I had a try locally based on Chris's work, allowing order 0 to use
nonfull_clusters as Ying has suggested, and starting with low order
and increase the order until nonfull_cluster[order] is not empty, that
way higher order is just better protected, because unless we ran out
of free_cluster and nonfull_cluster, direct scan won't happen.

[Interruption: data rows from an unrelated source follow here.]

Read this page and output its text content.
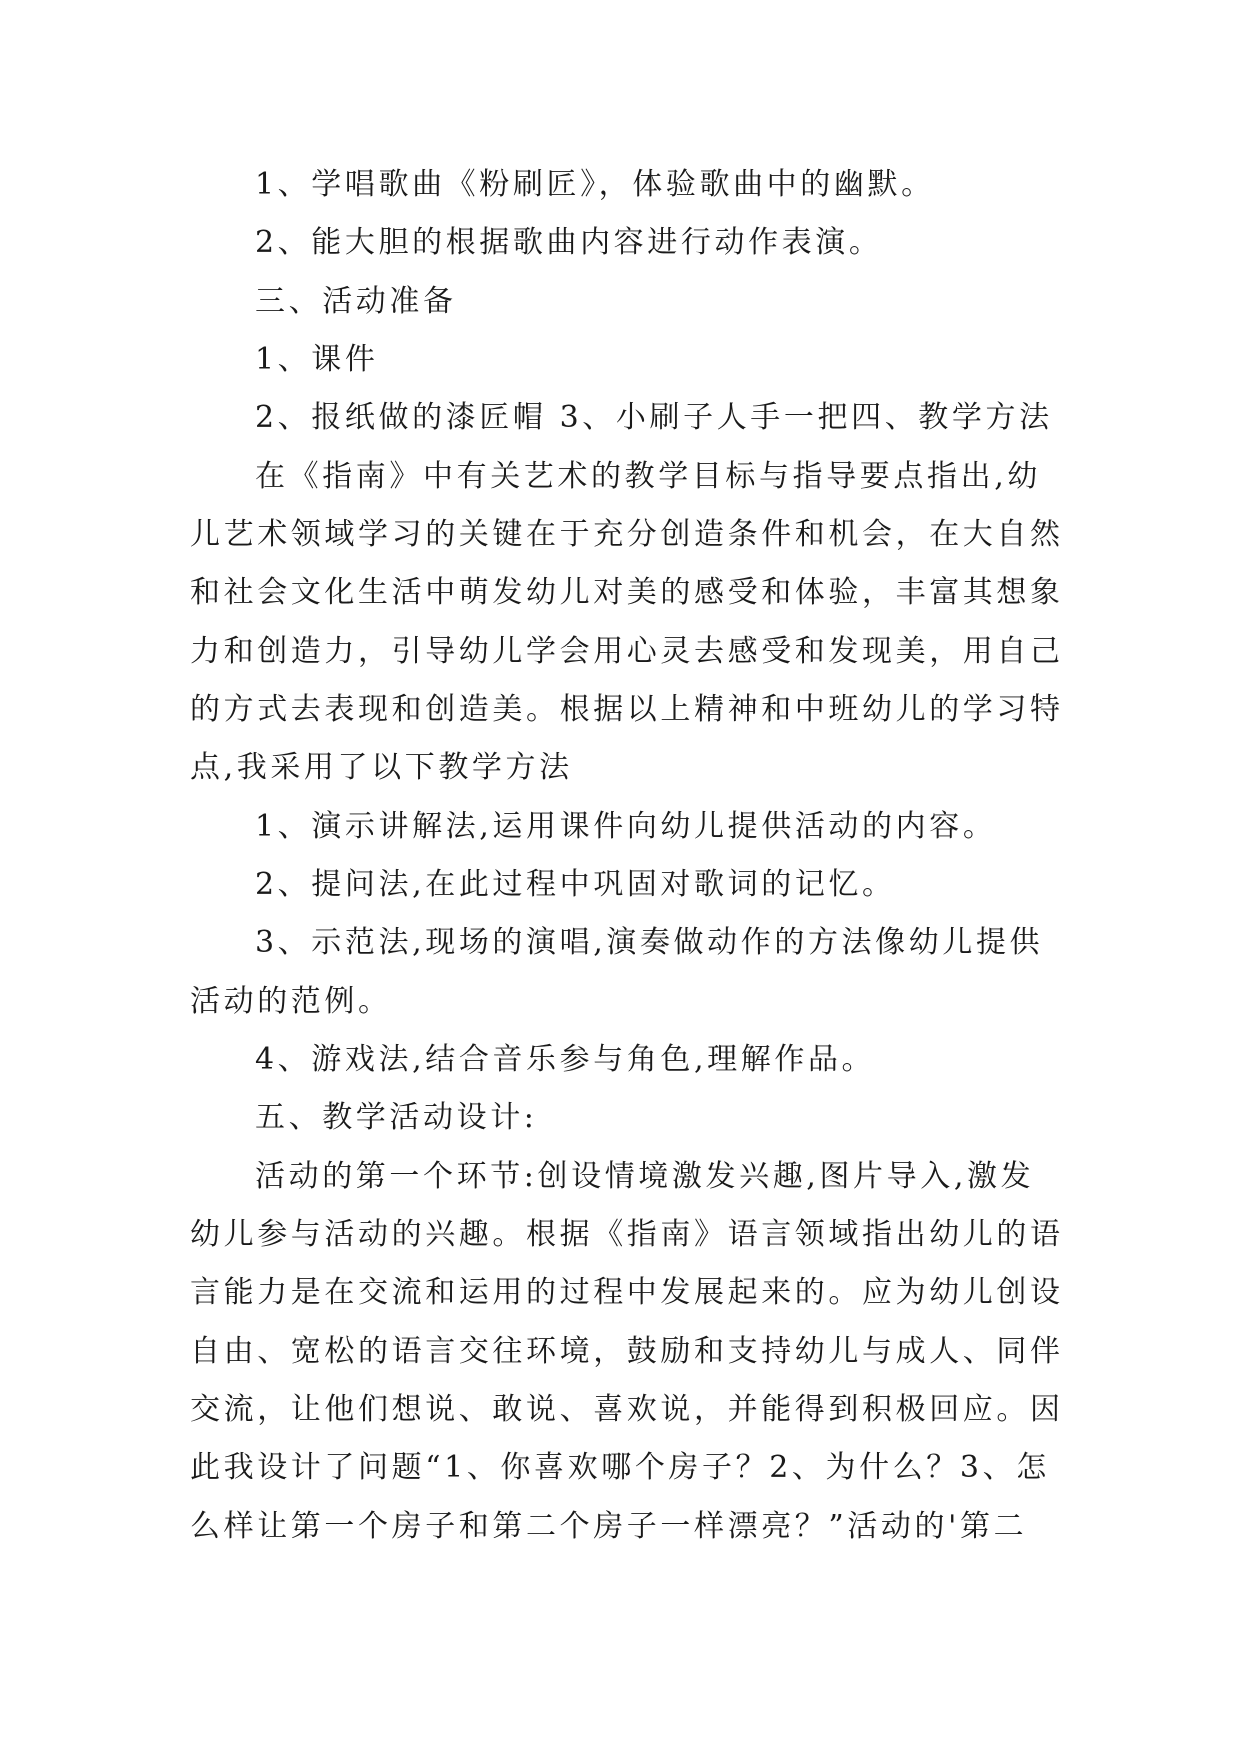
1、学唱歌曲《粉刷匠》，体验歌曲中的幽默。

2、能大胆的根据歌曲内容进行动作表演。

三、活动准备

1、课件

2、报纸做的漆匠帽 3、小刷子人手一把四、教学方法

在《指南》中有关艺术的教学目标与指导要点指出,幼

儿艺术领域学习的关键在于充分创造条件和机会，在大自然

和社会文化生活中萌发幼儿对美的感受和体验，丰富其想象

力和创造力，引导幼儿学会用心灵去感受和发现美，用自己

的方式去表现和创造美。根据以上精神和中班幼儿的学习特

点,我采用了以下教学方法

1、演示讲解法,运用课件向幼儿提供活动的内容。

2、提问法,在此过程中巩固对歌词的记忆。

3、示范法,现场的演唱,演奏做动作的方法像幼儿提供

活动的范例。

4、游戏法,结合音乐参与角色,理解作品。

五、教学活动设计:

活动的第一个环节:创设情境激发兴趣,图片导入,激发

幼儿参与活动的兴趣。根据《指南》语言领域指出幼儿的语

言能力是在交流和运用的过程中发展起来的。应为幼儿创设

自由、宽松的语言交往环境，鼓励和支持幼儿与成人、同伴

交流，让他们想说、敢说、喜欢说，并能得到积极回应。因

此我设计了问题“1、你喜欢哪个房子？2、为什么？3、怎

么样让第一个房子和第二个房子一样漂亮？”活动的'第二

More concretely, I applied the following changes, which didn't change
the code much:
- In scan_swap_map_try_ssd_cluster, check nonfull_cluster first, then
free_clusters, then discard_cluster.
- If it's order 0, also check for (int i =3D 0; i < SWAP_NR_ORDERS; ++i)
nonfull_clusters[i] cluster before scan_swap_map_try_ssd_cluster
returns false.

A quick test still using the memtier test, but decreased the swap
device size from 10G to 8g for higher pressure.

Before:
hugepages-32kB/stats/swpout:34013
hugepages-32kB/stats/swpout_fallback:266
hugepages-512kB/stats/swpout:0
hugepages-512kB/stats/swpout_fallback:77
hugepages-2048kB/stats/swpout:0
hugepages-2048kB/stats/swpout_fallback:1
hugepages-1024kB/stats/swpout:0
hugepages-1024kB/stats/swpout_fallback:0
hugepages-64kB/stats/swpout:35088
hugepages-64kB/stats/swpout_fallback:66
hugepages-16kB/stats/swpout:31848
hugepages-16kB/stats/swpout_fallback:402
hugepages-256kB/stats/swpout:390
hugepages-256kB/stats/swpout_fallback:7244
hugepages-128kB/stats/swpout:28573
hugepages-128kB/stats/swpout_fallback:474

After:
hugepages-32kB/stats/swpout:31448
hugepages-32kB/stats/swpout_fallback:3354
hugepages-512kB/stats/swpout:30
hugepages-512kB/stats/swpout_fallback:33
hugepages-2048kB/stats/swpout:2
hugepages-2048kB/stats/swpout_fallback:0
hugepages-1024kB/stats/swpout:0
hugepages-1024kB/stats/swpout_fallback:0
hugepages-64kB/stats/swpout:31255
hugepages-64kB/stats/swpout_fallback:3112
hugepages-16kB/stats/swpout:29931
hugepages-16kB/stats/swpout_fallback:3397
hugepages-256kB/stats/swpout:5223
hugepages-256kB/stats/swpout_fallback:2351
hugepages-128kB/stats/swpout:25600
hugepages-128kB/stats/swpout_fallback:2194

High order (256k) swapout rate are significantly higher, 512k is now
possible, which indicate high orders are better protected, lower
orders are sacrificed but seems worth it.